Granted, everyone has their own opinions about how they want to do things when they find out they are going to be parents. For example, finding out the sex of the baby. Some people want the surprise. My wife told me she was pregnant, and I decided that was MORE THAN ENOUGH surprise for me. :D I wanted to know the sex asap. I thought it helped me to plan ahead with room painting, reorganization, planning, etc. There are many trials and tribulations you will soon face. Don't sweat it. You will hear about them...often. Some ideas on how to deal with them are great, others not. You will find out what works best for you. I found out that I can function successfully on two hours of sleep a night for a year. One thing is certain, your life will change, you might not think it will always be for the better, but you won't change it for the world. I wish you the best of luck dad-to-be. Don't worry about it. You'll do fine.

jenglin
05-20-2008, 02:20 PM
My wife and I have a 17 month old and one due in July. I quickly learned how to "roll with the punches" when learning how to be a parent.
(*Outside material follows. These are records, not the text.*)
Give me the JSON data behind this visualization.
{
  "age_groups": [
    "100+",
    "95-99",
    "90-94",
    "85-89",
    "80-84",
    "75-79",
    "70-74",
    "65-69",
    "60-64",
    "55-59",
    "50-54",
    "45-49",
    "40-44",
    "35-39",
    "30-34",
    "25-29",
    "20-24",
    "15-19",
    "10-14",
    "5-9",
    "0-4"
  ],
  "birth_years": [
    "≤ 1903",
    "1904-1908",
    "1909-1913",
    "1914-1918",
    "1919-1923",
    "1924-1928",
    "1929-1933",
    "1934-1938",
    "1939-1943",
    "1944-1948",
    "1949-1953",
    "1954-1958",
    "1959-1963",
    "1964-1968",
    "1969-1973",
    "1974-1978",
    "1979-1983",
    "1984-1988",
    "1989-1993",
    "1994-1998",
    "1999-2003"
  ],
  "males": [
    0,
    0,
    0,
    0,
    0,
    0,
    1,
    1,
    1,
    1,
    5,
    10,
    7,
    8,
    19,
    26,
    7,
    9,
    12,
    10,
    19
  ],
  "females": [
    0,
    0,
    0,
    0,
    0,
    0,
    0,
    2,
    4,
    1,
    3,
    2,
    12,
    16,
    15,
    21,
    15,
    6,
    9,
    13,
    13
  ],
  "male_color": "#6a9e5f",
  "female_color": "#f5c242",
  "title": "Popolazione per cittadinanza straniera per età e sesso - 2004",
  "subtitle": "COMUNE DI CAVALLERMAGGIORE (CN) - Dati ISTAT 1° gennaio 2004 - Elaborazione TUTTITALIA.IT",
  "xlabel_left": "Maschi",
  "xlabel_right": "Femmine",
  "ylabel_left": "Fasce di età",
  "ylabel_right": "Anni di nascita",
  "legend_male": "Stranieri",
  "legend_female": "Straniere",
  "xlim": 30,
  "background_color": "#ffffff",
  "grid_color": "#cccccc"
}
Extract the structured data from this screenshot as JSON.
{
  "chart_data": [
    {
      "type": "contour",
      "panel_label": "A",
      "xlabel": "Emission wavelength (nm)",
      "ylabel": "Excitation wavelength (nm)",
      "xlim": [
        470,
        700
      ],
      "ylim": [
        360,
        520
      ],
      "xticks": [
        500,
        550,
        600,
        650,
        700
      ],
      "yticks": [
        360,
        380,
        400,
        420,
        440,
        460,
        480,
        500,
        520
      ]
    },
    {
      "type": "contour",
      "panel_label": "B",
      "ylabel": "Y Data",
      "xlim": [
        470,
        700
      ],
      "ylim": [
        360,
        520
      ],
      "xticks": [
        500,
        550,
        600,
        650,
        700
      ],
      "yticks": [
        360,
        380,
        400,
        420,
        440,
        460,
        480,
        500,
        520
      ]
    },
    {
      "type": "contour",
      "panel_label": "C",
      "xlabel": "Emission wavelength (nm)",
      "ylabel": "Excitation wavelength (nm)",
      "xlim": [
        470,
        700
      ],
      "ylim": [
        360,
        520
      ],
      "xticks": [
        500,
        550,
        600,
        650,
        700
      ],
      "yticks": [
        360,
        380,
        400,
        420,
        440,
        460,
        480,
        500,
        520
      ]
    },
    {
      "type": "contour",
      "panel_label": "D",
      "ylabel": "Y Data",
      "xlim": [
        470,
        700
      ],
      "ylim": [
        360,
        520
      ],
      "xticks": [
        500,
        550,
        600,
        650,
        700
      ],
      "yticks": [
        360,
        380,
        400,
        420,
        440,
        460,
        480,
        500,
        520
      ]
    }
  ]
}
When I play with my son it is so hard to image life without them and what we did with all of our free time. They are truely a gift from God and are so precious. As I'm sure a lot of people have told you to get as much sleep as possible now, they are not joking! Sleep every chance you get! Just as my wife and I started to enjoy our sleep she got pregant again and the tossing and turning and snoring started all over again. Like our first one, my wife was sick from day one till the day she had our son. Some women are only sick for the first trimest, some aren't sick at all, and there are those (my wife) that are sick all nine months. Hope this didn't scare you, but Congratulations and Good Luck!

Jesus_Freak
05-20-2008, 02:25 PM
My wife and I just found out we are going to have a baby. It was planned so it is really really exciting. Now that my work is done I'm not really sure what to expect over the next few months. I'm not sure how I can help my wife through all of this and then really don't know what to do the first couple months. I know I will figure it out and it will be fine but I also know there are a lot of Dads on here that might be able to illiminate some of the pit falls of the first-time Dad. Any advice would be great. Thanks in advance.

Congratulations bro!

Knox's_Better_half
05-20-2008, 02:29 PM
Ok, so you were not really asking for a moms opinion, but here goes. The hubby and I have 4 kids. together we have 3 and I can tell you this. You will read all of the books and you rminds will race with all the questions and what if scenarios, but each day will bring something new. Relax, enjoy, listen...not just to her, but each of you to each other. Realize that if she is in pain, you can try to ease the pain, but you can not fix her! Congratulations to you both...children are truly Gods greatest blessing! Our blessings are 11, 9, 7 and 7 months...2 girls and 2 boys.

stuartmcnair
05-20-2008, 03:29 PM
Congratulations!!!

First thing you should do is change your direct deposit to Babies 'R Us.

Jorski
05-20-2008, 09:21 PM
You don't have to do anything but relax and enjoy the experience. Honestly, the most fun I have is playing with my kids, and watching them play sports, or try new things and so on.

It'll be cool, just make sure that you don't worry too much...it's been done for thousands of years. Nothing a little thought and common sense can't take care of!

H20BOY
05-20-2008, 11:57 PM
My wife is 7 1/2 months pregnant, and I have to say she has been wonderful. My advice so far would be enjoy the time it is just the two of you and do what ever she wants to do. Take care of her when she is sick and show her she is #1.